People are living. The lucky ones. Watching from the ridge, balancing afoot the cat sharp rocks, teetering, our heads in the sky, bodies somewhere in between, and, in our breath, a question. Will I, will we come out of this alive or not?
We are one, now, we people of the world. We have un-countried ourselves as we face down a terrifyingly powerful enemy. And the heroes keep rising like the sea-eagle I just watched playing with gravity as it slid through the wide blue sky, master of it. We are showing out true colours and making rainbows for each other. It is good.
When the day avoids me I remind myself of this. However isolation goes for those of us isolated, there are people who find that fear defines them. Otherwise strong and confident, this invisible monster lurking in every action, every move, confounds them. It is not good, but it is understandable. It is one thing to face down a big swashbuckling opponent who stands square and loud and inches away, and quite another to face down a ghost. Much is at stake and most of the much is me. And you.

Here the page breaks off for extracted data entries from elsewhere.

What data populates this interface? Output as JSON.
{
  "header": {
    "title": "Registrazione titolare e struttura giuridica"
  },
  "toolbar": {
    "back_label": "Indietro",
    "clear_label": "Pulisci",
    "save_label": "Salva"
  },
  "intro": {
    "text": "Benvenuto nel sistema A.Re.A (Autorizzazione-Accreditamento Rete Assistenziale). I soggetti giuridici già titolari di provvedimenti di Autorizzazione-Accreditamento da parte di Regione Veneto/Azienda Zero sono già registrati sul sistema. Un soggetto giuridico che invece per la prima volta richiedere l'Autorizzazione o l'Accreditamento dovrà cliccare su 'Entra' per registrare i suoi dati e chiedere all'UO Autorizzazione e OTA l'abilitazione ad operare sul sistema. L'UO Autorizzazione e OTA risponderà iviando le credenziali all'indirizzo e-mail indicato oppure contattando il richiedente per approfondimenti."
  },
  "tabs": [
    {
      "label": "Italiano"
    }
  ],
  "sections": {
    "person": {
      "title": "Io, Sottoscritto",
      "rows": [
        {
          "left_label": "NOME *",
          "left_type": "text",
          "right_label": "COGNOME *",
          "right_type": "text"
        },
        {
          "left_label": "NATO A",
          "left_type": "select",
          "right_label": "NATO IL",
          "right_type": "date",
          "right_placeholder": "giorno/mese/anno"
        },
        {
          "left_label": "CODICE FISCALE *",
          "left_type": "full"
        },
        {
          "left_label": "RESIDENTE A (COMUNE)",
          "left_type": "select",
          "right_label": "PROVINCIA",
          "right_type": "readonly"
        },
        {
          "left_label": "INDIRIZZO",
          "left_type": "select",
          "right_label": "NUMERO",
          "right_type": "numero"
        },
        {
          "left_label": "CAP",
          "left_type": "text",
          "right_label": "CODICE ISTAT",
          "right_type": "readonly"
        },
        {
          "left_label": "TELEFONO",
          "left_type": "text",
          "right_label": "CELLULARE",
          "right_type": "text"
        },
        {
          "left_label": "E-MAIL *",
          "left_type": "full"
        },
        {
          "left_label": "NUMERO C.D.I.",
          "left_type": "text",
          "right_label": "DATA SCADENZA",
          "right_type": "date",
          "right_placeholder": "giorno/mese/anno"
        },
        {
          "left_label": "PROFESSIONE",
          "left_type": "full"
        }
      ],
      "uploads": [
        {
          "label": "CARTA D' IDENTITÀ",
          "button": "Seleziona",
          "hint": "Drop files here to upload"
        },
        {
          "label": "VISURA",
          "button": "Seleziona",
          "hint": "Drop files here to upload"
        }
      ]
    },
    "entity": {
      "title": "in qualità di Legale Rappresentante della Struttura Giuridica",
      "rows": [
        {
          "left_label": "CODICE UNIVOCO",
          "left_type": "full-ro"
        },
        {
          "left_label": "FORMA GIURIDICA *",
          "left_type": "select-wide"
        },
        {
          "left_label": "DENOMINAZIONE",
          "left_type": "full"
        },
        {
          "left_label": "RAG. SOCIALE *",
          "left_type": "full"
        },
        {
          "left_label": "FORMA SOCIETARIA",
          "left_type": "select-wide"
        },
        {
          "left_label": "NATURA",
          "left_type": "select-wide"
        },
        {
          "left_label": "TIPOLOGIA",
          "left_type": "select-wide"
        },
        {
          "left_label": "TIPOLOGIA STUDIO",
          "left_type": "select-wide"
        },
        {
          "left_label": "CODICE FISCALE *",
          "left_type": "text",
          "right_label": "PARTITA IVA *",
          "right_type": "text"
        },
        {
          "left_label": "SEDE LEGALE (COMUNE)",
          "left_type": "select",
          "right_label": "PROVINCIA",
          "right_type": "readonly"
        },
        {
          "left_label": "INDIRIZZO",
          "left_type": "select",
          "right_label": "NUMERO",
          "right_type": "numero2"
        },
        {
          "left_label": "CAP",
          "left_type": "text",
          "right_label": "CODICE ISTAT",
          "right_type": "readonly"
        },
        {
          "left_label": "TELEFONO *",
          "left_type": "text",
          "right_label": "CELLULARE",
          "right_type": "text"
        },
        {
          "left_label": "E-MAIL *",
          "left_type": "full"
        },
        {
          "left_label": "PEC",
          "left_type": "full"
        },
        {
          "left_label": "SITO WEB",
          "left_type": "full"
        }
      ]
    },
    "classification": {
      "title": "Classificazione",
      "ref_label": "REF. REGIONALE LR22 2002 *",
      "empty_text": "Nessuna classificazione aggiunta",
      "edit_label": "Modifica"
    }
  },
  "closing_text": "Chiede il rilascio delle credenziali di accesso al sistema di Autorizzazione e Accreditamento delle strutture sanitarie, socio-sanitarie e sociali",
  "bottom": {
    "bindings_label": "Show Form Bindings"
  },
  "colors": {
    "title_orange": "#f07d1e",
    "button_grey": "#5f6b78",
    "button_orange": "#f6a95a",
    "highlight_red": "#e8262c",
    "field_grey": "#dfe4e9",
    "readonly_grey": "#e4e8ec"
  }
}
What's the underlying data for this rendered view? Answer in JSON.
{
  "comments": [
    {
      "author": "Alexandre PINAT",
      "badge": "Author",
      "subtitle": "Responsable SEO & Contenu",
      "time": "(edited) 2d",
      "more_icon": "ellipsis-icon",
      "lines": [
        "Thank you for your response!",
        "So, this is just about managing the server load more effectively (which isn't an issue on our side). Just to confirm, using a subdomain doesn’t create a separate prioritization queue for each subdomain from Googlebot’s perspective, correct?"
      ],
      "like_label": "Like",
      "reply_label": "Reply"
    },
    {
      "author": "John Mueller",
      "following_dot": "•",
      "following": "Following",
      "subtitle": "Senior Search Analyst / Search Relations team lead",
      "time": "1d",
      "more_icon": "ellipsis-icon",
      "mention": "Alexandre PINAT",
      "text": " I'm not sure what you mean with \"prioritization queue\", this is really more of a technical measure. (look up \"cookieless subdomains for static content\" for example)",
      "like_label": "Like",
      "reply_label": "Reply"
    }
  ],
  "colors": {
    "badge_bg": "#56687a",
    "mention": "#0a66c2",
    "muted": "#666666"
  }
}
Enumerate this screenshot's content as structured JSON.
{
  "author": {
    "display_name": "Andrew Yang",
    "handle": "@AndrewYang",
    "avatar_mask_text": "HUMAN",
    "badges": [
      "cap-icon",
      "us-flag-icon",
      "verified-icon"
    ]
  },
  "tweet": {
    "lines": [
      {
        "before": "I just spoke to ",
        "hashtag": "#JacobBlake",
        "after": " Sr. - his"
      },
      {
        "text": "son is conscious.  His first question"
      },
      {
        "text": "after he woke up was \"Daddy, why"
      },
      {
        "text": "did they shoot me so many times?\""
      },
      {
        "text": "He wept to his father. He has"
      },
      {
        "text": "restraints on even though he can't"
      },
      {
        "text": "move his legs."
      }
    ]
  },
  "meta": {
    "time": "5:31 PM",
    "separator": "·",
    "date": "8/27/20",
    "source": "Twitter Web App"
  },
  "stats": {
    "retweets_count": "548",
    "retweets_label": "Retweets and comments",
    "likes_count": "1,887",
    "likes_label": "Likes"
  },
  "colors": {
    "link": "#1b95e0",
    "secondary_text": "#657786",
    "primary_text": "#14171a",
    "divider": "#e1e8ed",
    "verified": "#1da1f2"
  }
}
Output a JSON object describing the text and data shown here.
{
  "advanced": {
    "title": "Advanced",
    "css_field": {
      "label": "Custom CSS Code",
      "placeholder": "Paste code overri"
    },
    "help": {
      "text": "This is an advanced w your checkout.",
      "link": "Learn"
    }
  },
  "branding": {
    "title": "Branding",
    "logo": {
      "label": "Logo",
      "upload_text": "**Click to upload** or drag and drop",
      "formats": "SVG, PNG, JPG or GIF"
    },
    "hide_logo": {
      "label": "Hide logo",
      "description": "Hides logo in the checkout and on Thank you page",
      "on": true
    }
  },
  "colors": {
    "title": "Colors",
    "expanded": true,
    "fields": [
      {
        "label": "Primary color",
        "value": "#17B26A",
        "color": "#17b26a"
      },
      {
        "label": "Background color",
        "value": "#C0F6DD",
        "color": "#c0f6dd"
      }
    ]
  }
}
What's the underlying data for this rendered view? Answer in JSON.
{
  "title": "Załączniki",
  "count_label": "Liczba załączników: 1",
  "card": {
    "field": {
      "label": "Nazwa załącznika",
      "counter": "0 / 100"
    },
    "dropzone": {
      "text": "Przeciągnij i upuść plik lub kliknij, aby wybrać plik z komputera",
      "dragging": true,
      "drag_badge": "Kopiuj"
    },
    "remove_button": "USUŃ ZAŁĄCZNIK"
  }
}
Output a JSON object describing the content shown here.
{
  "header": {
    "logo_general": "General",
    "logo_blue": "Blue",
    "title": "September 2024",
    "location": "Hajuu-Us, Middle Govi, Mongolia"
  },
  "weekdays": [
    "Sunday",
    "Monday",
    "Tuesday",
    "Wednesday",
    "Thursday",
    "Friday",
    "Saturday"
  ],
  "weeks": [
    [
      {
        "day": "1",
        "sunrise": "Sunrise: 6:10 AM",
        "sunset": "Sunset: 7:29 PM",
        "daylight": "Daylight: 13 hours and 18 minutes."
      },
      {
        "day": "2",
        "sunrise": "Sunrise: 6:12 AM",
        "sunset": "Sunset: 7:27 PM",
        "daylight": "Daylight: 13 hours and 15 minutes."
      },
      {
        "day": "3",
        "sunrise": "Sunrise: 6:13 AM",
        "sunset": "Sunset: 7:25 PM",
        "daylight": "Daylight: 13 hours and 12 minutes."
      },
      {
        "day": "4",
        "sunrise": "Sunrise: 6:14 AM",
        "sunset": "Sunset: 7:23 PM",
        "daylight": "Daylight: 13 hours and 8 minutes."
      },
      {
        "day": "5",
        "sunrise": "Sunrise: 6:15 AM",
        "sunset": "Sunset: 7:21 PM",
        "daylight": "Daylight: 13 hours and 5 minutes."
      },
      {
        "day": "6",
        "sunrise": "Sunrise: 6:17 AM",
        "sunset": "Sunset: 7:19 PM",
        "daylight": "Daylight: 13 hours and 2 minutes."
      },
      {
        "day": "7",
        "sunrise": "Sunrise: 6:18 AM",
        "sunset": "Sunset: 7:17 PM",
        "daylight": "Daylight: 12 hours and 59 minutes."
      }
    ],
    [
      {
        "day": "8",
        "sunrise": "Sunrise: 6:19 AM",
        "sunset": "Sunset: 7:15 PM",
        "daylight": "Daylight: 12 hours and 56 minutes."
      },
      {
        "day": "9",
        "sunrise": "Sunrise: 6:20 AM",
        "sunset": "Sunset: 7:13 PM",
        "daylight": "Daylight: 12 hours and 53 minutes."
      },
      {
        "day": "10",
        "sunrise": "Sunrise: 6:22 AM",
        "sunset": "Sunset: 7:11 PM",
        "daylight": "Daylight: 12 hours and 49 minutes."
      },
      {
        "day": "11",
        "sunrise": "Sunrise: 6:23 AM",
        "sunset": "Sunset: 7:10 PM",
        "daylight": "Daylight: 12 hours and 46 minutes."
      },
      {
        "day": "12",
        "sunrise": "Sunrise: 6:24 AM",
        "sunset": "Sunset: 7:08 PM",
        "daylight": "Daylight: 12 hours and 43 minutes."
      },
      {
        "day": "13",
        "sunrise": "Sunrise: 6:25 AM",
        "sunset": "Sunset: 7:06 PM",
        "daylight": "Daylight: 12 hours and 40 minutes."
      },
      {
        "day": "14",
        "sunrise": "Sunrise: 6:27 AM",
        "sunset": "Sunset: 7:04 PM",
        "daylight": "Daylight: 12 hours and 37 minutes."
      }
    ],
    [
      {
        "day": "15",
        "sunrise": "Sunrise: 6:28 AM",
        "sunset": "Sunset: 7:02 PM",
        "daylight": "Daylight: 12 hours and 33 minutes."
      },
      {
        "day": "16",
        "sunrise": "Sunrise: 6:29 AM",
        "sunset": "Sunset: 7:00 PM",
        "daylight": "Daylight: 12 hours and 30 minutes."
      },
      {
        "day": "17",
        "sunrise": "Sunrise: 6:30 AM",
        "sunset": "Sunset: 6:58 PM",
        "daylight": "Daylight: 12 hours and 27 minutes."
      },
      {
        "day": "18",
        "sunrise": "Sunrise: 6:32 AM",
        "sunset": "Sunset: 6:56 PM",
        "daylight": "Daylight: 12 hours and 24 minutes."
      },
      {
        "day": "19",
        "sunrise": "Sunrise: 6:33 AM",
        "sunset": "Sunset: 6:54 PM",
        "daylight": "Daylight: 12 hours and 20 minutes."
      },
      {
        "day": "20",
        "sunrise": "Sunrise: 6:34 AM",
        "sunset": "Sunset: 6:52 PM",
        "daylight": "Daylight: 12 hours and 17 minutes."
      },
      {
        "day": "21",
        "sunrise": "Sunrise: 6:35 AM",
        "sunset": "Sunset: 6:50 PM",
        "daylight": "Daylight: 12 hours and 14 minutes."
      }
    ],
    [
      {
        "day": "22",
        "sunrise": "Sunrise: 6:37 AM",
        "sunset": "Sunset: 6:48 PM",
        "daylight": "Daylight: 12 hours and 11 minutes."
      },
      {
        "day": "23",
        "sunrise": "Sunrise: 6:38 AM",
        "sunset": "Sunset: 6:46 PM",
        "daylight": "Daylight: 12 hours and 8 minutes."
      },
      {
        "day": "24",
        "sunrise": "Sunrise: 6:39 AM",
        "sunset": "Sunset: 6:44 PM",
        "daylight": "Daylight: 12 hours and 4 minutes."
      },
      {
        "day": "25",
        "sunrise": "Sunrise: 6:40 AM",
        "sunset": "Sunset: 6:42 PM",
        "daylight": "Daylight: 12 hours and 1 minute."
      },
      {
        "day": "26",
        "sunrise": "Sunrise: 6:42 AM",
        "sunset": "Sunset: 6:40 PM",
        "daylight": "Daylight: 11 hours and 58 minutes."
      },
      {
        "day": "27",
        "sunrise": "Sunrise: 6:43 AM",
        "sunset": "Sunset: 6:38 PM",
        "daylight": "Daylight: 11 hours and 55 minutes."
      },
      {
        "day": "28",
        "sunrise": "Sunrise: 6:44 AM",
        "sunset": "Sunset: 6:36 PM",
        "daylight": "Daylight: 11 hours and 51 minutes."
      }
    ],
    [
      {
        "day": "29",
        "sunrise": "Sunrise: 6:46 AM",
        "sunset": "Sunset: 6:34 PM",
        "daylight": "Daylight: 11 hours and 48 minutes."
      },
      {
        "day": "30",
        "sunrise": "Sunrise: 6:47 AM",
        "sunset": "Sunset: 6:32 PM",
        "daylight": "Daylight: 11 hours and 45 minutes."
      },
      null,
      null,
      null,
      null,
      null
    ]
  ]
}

We cannot enjoy a commensal meal, perhaps for months and certainly not on Mother’s Day, not if the mother in question is a bit past her sell by date. We older mums must stay doggo, take up our handiwork and make gallons of nourishing soup for the freezer, in preparation for whatever is to come. Our mums and grannies did it for years during the wars, but they didn’t have to isolate and this is the hard part.
So we must look up and out. We must listen to the sounds of Spring wherever and whenever we can. We can write letters, send emails, make calls to bring cheer to someone else. There may be a hole in the universe right now, a big black one into which many of us are falling and will fall yet, but above us is a huge sky full of weather and birds, painted with daylight and the soft black velvet of night. Those of us who can muster belief must spread that belief to those who are cast adrift from the joy of Life. We must scatter laughter like wildflower seeds, seeds that will sprout under the warming sun, no matter what comes.
This morning a sparrow hawk took one of my visiting doves. I didn’t see it but I saw the resulting scatteration of feathers around the bird table or caught in the branches of a potentilla hedge. It looked awful and I was so sad. I watched the other dove wander endlessly around the garden in search of its mate and felt even sadder. Destruction standing alone, I thought, freezing the moment, and my heart. However, as I watched, a sparrow fluttered down to grab a feather, soft as down. Other small birds followed suit until nothing was left. They had taken the destruction and turned it into hope, a soft lining for a nestful of new life.
If Nature can turn things around so beautifully, then so can we.